Mike: Yes. I think you go back to the thing about what works. Very few organisations have got the right balance between the global and the local. And a lot of my work is mentoring people who for example who are VPs of EMEA or something like that and have to deal with various other difficulties around the world. What we do know works is very simple. If you are the VP global or if you are the head globally, you will say to your people and stand up and say ‘This is our global purpose. This is what we are trying to achieve. These are the reasons why we are trying to achieve it. These are the benefits for all the stakeholders including yourself, for the customers, for the colleagues and for the shareholders. These are the benefits, that is the why. That is the purpose, that is what we are here to do, that is our reason for being.
These are the three principles we would like you to bear in mind to follow. So okay it is all about improving your performance, it is all about helping the customers to succeed, it is all about actually using your strengths and you developing. So it is about profits, people and problems. So this is our purpose, these are the principles’. ‘Those are set from the centre’ you will say ‘And they are not negotiable because that is what we are here for. The local practice folks is up to you because you are intelligent, you are intelligent. And the key is you must learn how you practice those principles is up to you but you must learn how to manage the centre. We will agree, make clear contracts with you on what you are supposed to deliver, then it is your job to manage us. You show us how what you are doing is fulfilling the purpose and following the principles and then we will leave you alone. Deliver. Guys you learn to manage Rome otherwise we in Rome will manage’. Yes?
Mike: And all great workers know how to manage Rome, yes?
Mike: And they do it in a way that is professional, because bosses worry. What happens the higher the ladder they get the more addicted they get to worrying, yes? And the key is there are great leaders creating a positive environment in which motivated people can achieve peak performance and their job is … the only job of a leader is to build and maintain a positive culture in which people can succeed, that is the only job. If you do that which I learned with the therapeutic communities, I learned when working with football teams, build the positive culture and the culture will take care of the people, yes?

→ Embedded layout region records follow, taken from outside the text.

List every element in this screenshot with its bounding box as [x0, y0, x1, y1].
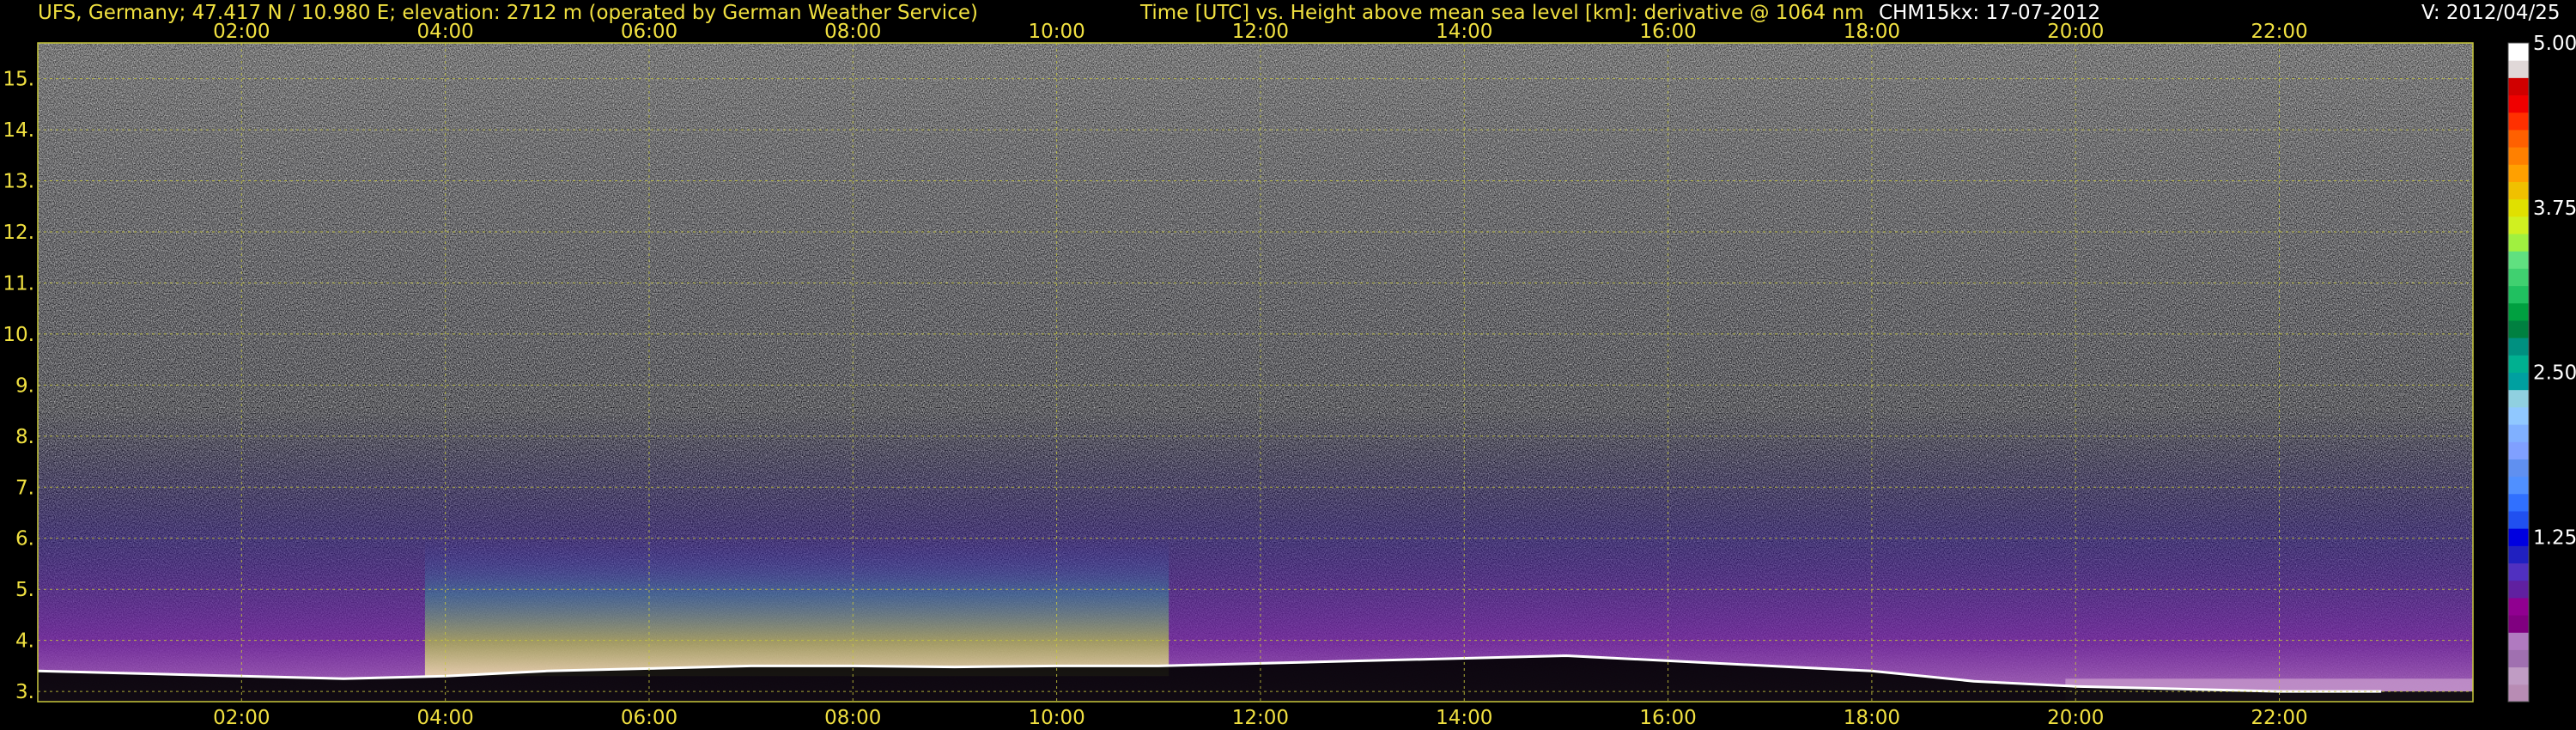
- colorbar-segment: [2508, 372, 2529, 391]
- colorbar-segment: [2508, 441, 2529, 459]
- colorbar-segment: [2508, 355, 2529, 373]
- colorbar-segment: [2508, 164, 2529, 182]
- colorbar-segment: [2508, 285, 2529, 304]
- x-tick-label-top: 20:00: [2047, 21, 2104, 43]
- colorbar-segment: [2508, 563, 2529, 581]
- aerosol-background-band: [38, 411, 2473, 702]
- x-tick-label-top: 08:00: [824, 21, 881, 43]
- x-tick-label-bottom: 04:00: [416, 707, 473, 729]
- colorbar-segment: [2508, 510, 2529, 529]
- y-tick-label: 13.: [3, 171, 34, 193]
- colorbar-segment: [2508, 476, 2529, 495]
- y-tick-label: 14.: [3, 119, 34, 142]
- x-tick-label-top: 12:00: [1232, 21, 1289, 43]
- x-tick-label-bottom: 18:00: [1844, 707, 1900, 729]
- colorbar-segment: [2508, 545, 2529, 564]
- colorbar-segment: [2508, 234, 2529, 252]
- colorbar-tick-label: 1.25: [2533, 526, 2576, 549]
- colorbar-segment: [2508, 302, 2529, 321]
- y-tick-label: 9.: [15, 374, 34, 397]
- colorbar-segment: [2508, 94, 2529, 113]
- ceilometer-chart: 02:00 04:00 06:00 08:00 10:00 12:00 14:00 16:00…: [3, 21, 2576, 729]
- colorbar-segment: [2508, 493, 2529, 512]
- y-tick-label: 3.: [15, 681, 34, 703]
- colorbar-segment: [2508, 632, 2529, 650]
- x-tick-label-bottom: 12:00: [1232, 707, 1289, 729]
- colorbar-segment: [2508, 649, 2529, 668]
- aerosol-layer: [424, 538, 1170, 677]
- colorbar-tick-label: 2.50: [2533, 362, 2576, 385]
- x-axis-top: 02:00 04:00 06:00 08:00 10:00 12:00 14:00 16:00…: [213, 21, 2308, 43]
- colorbar-segment: [2508, 43, 2529, 61]
- x-tick-label-top: 16:00: [1639, 21, 1696, 43]
- x-tick-label-top: 02:00: [213, 21, 270, 43]
- x-tick-label-bottom: 20:00: [2047, 707, 2104, 729]
- colorbar-segment: [2508, 129, 2529, 148]
- x-tick-label-bottom: 14:00: [1436, 707, 1492, 729]
- colorbar-segment: [2508, 389, 2529, 408]
- colorbar-segment: [2508, 459, 2529, 478]
- colorbar-segment: [2508, 597, 2529, 616]
- x-tick-label-top: 06:00: [621, 21, 677, 43]
- y-tick-label: 12.: [3, 222, 34, 244]
- colorbar-segment: [2508, 338, 2529, 356]
- colorbar-segment: [2508, 77, 2529, 96]
- colorbar: 5.00 3.75 2.50 1.25: [2507, 33, 2576, 703]
- x-tick-label-top: 18:00: [1844, 21, 1900, 43]
- y-tick-label: 7.: [15, 477, 34, 499]
- x-tick-label-top: 04:00: [416, 21, 473, 43]
- plot-area: [38, 43, 2473, 702]
- x-tick-label-top: 14:00: [1436, 21, 1492, 43]
- x-tick-label-bottom: 22:00: [2251, 707, 2307, 729]
- colorbar-segment: [2508, 319, 2529, 338]
- y-axis: 3. 4. 5. 6. 7. 8. 9. 10. 11. 12. 13. 14. 15.: [3, 69, 34, 703]
- colorbar-segment: [2508, 684, 2529, 703]
- colorbar-tick-label: 3.75: [2533, 198, 2576, 220]
- colorbar-segment: [2508, 60, 2529, 78]
- colorbar-segment: [2508, 615, 2529, 633]
- x-tick-label-bottom: 16:00: [1639, 707, 1696, 729]
- colorbar-segment: [2508, 666, 2529, 685]
- colorbar-segment: [2508, 198, 2529, 217]
- y-tick-label: 8.: [15, 426, 34, 448]
- y-tick-label: 15.: [3, 69, 34, 91]
- colorbar-segment: [2508, 580, 2529, 599]
- x-tick-label-top: 22:00: [2251, 21, 2307, 43]
- y-tick-label: 11.: [3, 272, 34, 295]
- colorbar-segment: [2508, 528, 2529, 546]
- colorbar-segment: [2508, 147, 2529, 165]
- colorbar-segment: [2508, 251, 2529, 269]
- colorbar-segment: [2508, 112, 2529, 131]
- x-tick-label-bottom: 06:00: [621, 707, 677, 729]
- colorbar-segment: [2508, 268, 2529, 287]
- x-tick-label-bottom: 10:00: [1028, 707, 1084, 729]
- colorbar-segment: [2508, 216, 2529, 234]
- colorbar-segment: [2508, 406, 2529, 425]
- y-tick-label: 4.: [15, 630, 34, 653]
- x-tick-label-top: 10:00: [1028, 21, 1084, 43]
- colorbar-segment: [2508, 181, 2529, 200]
- colorbar-tick-label: 5.00: [2533, 33, 2576, 55]
- y-tick-label: 10.: [3, 324, 34, 346]
- y-tick-label: 6.: [15, 528, 34, 551]
- x-axis-bottom: 02:00 04:00 06:00 08:00 10:00 12:00 14:00 16:00…: [213, 707, 2308, 729]
- colorbar-segment: [2508, 424, 2529, 442]
- x-tick-label-bottom: 02:00: [213, 707, 270, 729]
- y-tick-label: 5.: [15, 579, 34, 601]
- x-tick-label-bottom: 08:00: [824, 707, 881, 729]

But the people’s job is to manage the boss, yes? Because most organisations you are trying to manage the mad relatives in the attic. And you do that, yes? And very few people have learnt how to manage those people.
Jon: Can you explain these mad relatives in the attic? Explain.

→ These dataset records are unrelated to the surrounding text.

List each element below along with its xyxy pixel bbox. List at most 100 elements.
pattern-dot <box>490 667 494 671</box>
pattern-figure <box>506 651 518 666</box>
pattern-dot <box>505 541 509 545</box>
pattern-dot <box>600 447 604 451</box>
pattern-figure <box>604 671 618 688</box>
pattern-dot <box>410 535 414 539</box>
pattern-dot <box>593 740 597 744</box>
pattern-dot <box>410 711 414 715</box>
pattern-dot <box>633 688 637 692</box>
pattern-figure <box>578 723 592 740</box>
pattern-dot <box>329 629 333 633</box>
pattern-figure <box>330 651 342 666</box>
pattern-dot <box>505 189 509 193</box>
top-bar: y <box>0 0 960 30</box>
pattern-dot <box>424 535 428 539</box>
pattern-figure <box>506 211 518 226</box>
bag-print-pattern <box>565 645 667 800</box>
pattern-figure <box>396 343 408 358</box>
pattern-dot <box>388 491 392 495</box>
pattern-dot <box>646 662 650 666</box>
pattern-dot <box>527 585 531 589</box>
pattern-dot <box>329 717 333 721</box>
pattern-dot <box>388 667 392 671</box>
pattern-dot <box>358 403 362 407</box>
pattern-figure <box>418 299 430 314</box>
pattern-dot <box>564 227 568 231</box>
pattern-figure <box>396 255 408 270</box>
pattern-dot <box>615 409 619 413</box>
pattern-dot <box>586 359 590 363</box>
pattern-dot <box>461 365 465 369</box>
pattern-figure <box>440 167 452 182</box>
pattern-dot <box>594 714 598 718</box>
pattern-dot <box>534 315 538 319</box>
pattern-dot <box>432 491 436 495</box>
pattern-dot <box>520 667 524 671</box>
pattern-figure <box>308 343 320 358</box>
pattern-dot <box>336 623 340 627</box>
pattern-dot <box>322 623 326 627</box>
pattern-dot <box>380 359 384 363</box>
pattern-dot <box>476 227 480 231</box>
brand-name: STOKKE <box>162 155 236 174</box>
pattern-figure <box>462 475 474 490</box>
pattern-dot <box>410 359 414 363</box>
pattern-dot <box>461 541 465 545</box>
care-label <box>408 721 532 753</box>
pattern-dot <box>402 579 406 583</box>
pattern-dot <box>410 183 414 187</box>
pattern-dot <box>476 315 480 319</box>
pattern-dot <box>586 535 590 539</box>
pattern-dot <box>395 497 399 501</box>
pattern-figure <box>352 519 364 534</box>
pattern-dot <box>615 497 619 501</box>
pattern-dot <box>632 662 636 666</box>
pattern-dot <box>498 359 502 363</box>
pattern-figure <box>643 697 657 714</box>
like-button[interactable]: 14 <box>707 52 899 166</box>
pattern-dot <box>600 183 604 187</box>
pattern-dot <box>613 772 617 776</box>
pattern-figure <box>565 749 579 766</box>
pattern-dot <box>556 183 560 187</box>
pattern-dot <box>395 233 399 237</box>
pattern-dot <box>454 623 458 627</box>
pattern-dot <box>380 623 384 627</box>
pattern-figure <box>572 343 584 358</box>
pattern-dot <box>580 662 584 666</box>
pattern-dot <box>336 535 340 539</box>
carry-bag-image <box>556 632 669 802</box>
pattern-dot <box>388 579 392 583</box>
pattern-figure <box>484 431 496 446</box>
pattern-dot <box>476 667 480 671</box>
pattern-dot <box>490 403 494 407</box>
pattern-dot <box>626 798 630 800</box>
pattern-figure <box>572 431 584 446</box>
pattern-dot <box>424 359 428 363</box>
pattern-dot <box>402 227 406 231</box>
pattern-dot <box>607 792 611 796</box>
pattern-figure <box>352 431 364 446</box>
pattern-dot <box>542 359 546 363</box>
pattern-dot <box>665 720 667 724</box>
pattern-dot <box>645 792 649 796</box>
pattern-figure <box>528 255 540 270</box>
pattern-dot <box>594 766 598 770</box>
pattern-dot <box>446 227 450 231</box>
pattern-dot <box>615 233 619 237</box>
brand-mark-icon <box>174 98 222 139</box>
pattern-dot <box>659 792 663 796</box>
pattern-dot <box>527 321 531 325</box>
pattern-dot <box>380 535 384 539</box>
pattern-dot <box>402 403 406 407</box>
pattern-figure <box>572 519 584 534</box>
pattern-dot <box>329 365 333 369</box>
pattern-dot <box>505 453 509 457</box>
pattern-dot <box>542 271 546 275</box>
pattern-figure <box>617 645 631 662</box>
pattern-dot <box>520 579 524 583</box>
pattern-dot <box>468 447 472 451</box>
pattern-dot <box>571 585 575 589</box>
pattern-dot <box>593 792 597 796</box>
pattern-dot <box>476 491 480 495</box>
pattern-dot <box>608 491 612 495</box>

Mike: Well you see the thing is that something happens. If you look at great organisations they do have global purpose and principles and they allow the local practice and they manage by outcomes rather than tasks, yes?
Mike: Your problem is with most organisations, at the centre you don’t have visionaries, you have [s.l. uber 00:54:17] implementers, yes?

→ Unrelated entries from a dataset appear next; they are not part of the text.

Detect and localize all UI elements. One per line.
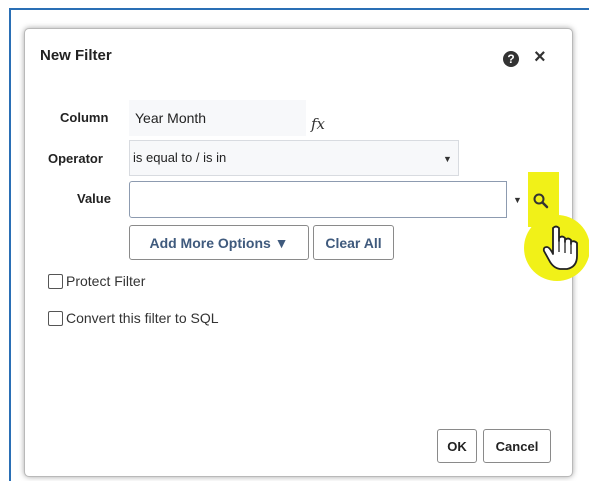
cancel-button[interactable]: Cancel xyxy=(483,429,551,463)
help-icon[interactable]: ? xyxy=(503,51,519,67)
ok-button[interactable]: OK xyxy=(437,429,477,463)
protect-filter-row[interactable]: Protect Filter xyxy=(48,273,145,289)
operator-label: Operator xyxy=(48,151,103,166)
protect-filter-checkbox[interactable] xyxy=(48,273,63,289)
convert-sql-label: Convert this filter to SQL xyxy=(66,310,219,326)
search-icon[interactable] xyxy=(532,192,550,210)
new-filter-dialog: New Filter ? × Column Year Month fx Oper… xyxy=(24,28,589,477)
value-label: Value xyxy=(77,191,111,206)
close-icon[interactable]: × xyxy=(534,47,546,67)
value-input[interactable] xyxy=(129,181,507,218)
convert-sql-checkbox[interactable] xyxy=(48,310,63,326)
chevron-down-icon[interactable]: ▼ xyxy=(443,154,452,164)
convert-sql-row[interactable]: Convert this filter to SQL xyxy=(48,310,219,326)
fx-icon[interactable]: fx xyxy=(311,115,325,133)
column-value: Year Month xyxy=(129,100,306,136)
operator-select[interactable]: is equal to / is in xyxy=(129,140,459,176)
operator-select-value: is equal to / is in xyxy=(133,150,227,165)
value-dropdown-arrow-icon[interactable]: ▼ xyxy=(513,195,522,205)
clear-all-button[interactable]: Clear All xyxy=(313,225,394,260)
dialog-title: New Filter xyxy=(40,47,112,64)
hand-cursor-icon xyxy=(542,225,578,270)
column-label: Column xyxy=(60,110,109,125)
add-more-options-button[interactable]: Add More Options ▼ xyxy=(129,225,309,260)
protect-filter-label: Protect Filter xyxy=(66,273,146,289)
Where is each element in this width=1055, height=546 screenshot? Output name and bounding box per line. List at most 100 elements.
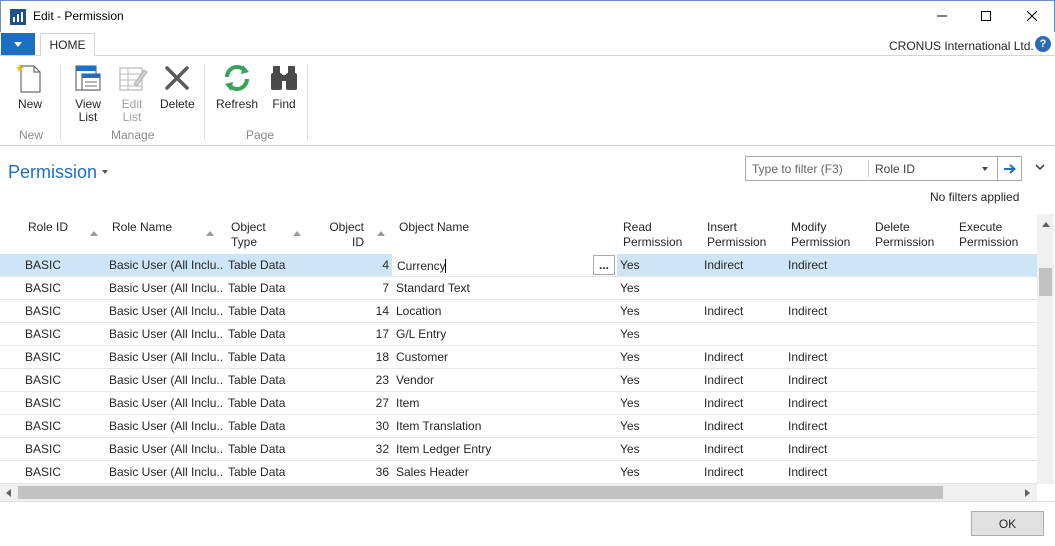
table-row[interactable]: BASIC Basic User (All Inclu... Table Data 4… — [0, 254, 1037, 277]
cell-read-permission[interactable]: Yes — [620, 258, 698, 272]
cell-role-name[interactable]: Basic User (All Inclu... — [109, 281, 222, 295]
cell-read-permission[interactable]: Yes — [620, 373, 698, 387]
cell-role-name[interactable]: Basic User (All Inclu... — [109, 442, 222, 456]
horizontal-scroll-thumb[interactable] — [18, 486, 943, 499]
cell-object-type[interactable]: Table Data — [228, 304, 308, 318]
refresh-button[interactable]: Refresh — [216, 62, 258, 111]
cell-object-type[interactable]: Table Data — [228, 373, 308, 387]
cell-insert-permission[interactable]: Indirect — [704, 419, 782, 433]
cell-object-type[interactable]: Table Data — [228, 327, 308, 341]
cell-insert-permission[interactable]: Indirect — [704, 465, 782, 479]
column-header-insert-permission[interactable]: Insert Permission — [707, 220, 766, 250]
cell-role-id[interactable]: BASIC — [25, 258, 105, 272]
scroll-left-icon[interactable] — [6, 489, 11, 497]
column-header-role-id[interactable]: Role ID — [28, 220, 68, 235]
cell-modify-permission[interactable]: Indirect — [788, 396, 866, 410]
apply-filter-button[interactable] — [998, 156, 1022, 181]
cell-object-name[interactable]: Standard Text — [396, 281, 586, 295]
cell-role-name[interactable]: Basic User (All Inclu... — [109, 327, 222, 341]
find-button[interactable]: Find — [268, 62, 300, 111]
table-row[interactable]: BASIC Basic User (All Inclu... Table Data 3… — [0, 438, 1037, 461]
cell-modify-permission[interactable]: Indirect — [788, 419, 866, 433]
cell-object-name[interactable]: Item Ledger Entry — [396, 442, 586, 456]
column-header-object-id[interactable]: Object ID — [328, 220, 364, 250]
cell-insert-permission[interactable]: Indirect — [704, 350, 782, 364]
cell-object-type[interactable]: Table Data — [228, 350, 308, 364]
cell-object-id[interactable]: 18 — [320, 350, 389, 364]
minimize-button[interactable] — [919, 1, 965, 31]
cell-object-type[interactable]: Table Data — [228, 442, 308, 456]
cell-modify-permission[interactable]: Indirect — [788, 304, 866, 318]
filter-field-select[interactable]: Role ID — [875, 162, 915, 176]
edit-list-button[interactable]: Edit List — [116, 62, 148, 124]
cell-object-name[interactable]: Vendor — [396, 373, 586, 387]
cell-object-id[interactable]: 4 — [320, 258, 389, 272]
cell-read-permission[interactable]: Yes — [620, 350, 698, 364]
column-header-modify-permission[interactable]: Modify Permission — [791, 220, 850, 250]
cell-role-id[interactable]: BASIC — [25, 465, 105, 479]
filter-input[interactable] — [746, 157, 868, 180]
object-name-editor[interactable]: Currency — [392, 254, 617, 276]
cell-object-name[interactable]: Customer — [396, 350, 586, 364]
cell-object-type[interactable]: Table Data — [228, 396, 308, 410]
cell-role-id[interactable]: BASIC — [25, 281, 105, 295]
cell-object-name[interactable]: G/L Entry — [396, 327, 586, 341]
cell-role-id[interactable]: BASIC — [25, 373, 105, 387]
help-icon[interactable]: ? — [1035, 36, 1051, 52]
cell-insert-permission[interactable]: Indirect — [704, 258, 782, 272]
cell-role-id[interactable]: BASIC — [25, 327, 105, 341]
cell-read-permission[interactable]: Yes — [620, 304, 698, 318]
column-header-delete-permission[interactable]: Delete Permission — [875, 220, 934, 250]
cell-role-id[interactable]: BASIC — [25, 442, 105, 456]
cell-role-id[interactable]: BASIC — [25, 350, 105, 364]
table-row[interactable]: BASIC Basic User (All Inclu... Table Data 3… — [0, 461, 1037, 484]
delete-button[interactable]: Delete — [160, 62, 195, 111]
page-title[interactable]: Permission — [8, 162, 97, 183]
cell-object-name[interactable]: Currency — [397, 259, 446, 273]
cell-role-id[interactable]: BASIC — [25, 419, 105, 433]
cell-read-permission[interactable]: Yes — [620, 327, 698, 341]
maximize-button[interactable] — [963, 1, 1009, 31]
cell-modify-permission[interactable]: Indirect — [788, 258, 866, 272]
cell-role-id[interactable]: BASIC — [25, 304, 105, 318]
cell-object-id[interactable]: 27 — [320, 396, 389, 410]
cell-modify-permission[interactable]: Indirect — [788, 373, 866, 387]
cell-insert-permission[interactable]: Indirect — [704, 442, 782, 456]
cell-object-name[interactable]: Location — [396, 304, 586, 318]
cell-read-permission[interactable]: Yes — [620, 281, 698, 295]
close-button[interactable] — [1009, 1, 1055, 31]
cell-object-id[interactable]: 7 — [320, 281, 389, 295]
cell-read-permission[interactable]: Yes — [620, 465, 698, 479]
cell-object-type[interactable]: Table Data — [228, 281, 308, 295]
cell-object-type[interactable]: Table Data — [228, 465, 308, 479]
cell-object-id[interactable]: 17 — [320, 327, 389, 341]
chevron-down-icon[interactable] — [1035, 162, 1045, 172]
cell-object-id[interactable]: 32 — [320, 442, 389, 456]
scroll-up-icon[interactable] — [1042, 222, 1050, 227]
column-header-object-type[interactable]: Object Type — [231, 220, 266, 250]
cell-modify-permission[interactable]: Indirect — [788, 350, 866, 364]
lookup-button[interactable]: ... — [593, 255, 615, 275]
cell-object-id[interactable]: 30 — [320, 419, 389, 433]
vertical-scroll-thumb[interactable] — [1039, 268, 1052, 296]
scroll-right-icon[interactable] — [1025, 489, 1030, 497]
table-row[interactable]: BASIC Basic User (All Inclu... Table Data 7… — [0, 277, 1037, 300]
table-row[interactable]: BASIC Basic User (All Inclu... Table Data 1… — [0, 346, 1037, 369]
chevron-down-icon[interactable] — [982, 167, 988, 171]
cell-role-name[interactable]: Basic User (All Inclu... — [109, 304, 222, 318]
table-row[interactable]: BASIC Basic User (All Inclu... Table Data 3… — [0, 415, 1037, 438]
cell-insert-permission[interactable]: Indirect — [704, 373, 782, 387]
cell-object-id[interactable]: 14 — [320, 304, 389, 318]
cell-role-name[interactable]: Basic User (All Inclu... — [109, 465, 222, 479]
cell-object-type[interactable]: Table Data — [228, 258, 308, 272]
cell-modify-permission[interactable]: Indirect — [788, 465, 866, 479]
cell-object-type[interactable]: Table Data — [228, 419, 308, 433]
cell-object-id[interactable]: 36 — [320, 465, 389, 479]
cell-read-permission[interactable]: Yes — [620, 396, 698, 410]
chevron-down-icon[interactable] — [102, 170, 108, 174]
table-row[interactable]: BASIC Basic User (All Inclu... Table Data 2… — [0, 392, 1037, 415]
table-row[interactable]: BASIC Basic User (All Inclu... Table Data 1… — [0, 323, 1037, 346]
view-list-button[interactable]: View List — [72, 62, 104, 124]
cell-role-name[interactable]: Basic User (All Inclu... — [109, 258, 222, 272]
column-header-execute-permission[interactable]: Execute Permission — [959, 220, 1018, 250]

Mike: Who actually are fighting amongst each other about the best way to paradise, yes? And what they do is then they carry on and take those fights out to the people, yes? So actually the hardest job is to act as a kind … provide air cover for the people who you want … who are doing the work while at the same time managing the mad relatives at the same time.
Jon: Yes. I like your terms that you have got there. Well thank you again for seeing me.
Mike: My pleasure.
Jon: And being on Positive Chats. And I hope to be involved with your organisation in the future and use your principles to make Render Positive more successful. Thank you very much.
Mike: It is my pleasure. Thank you.
Jon: Thank you. Thank you very much. We will see you again soon.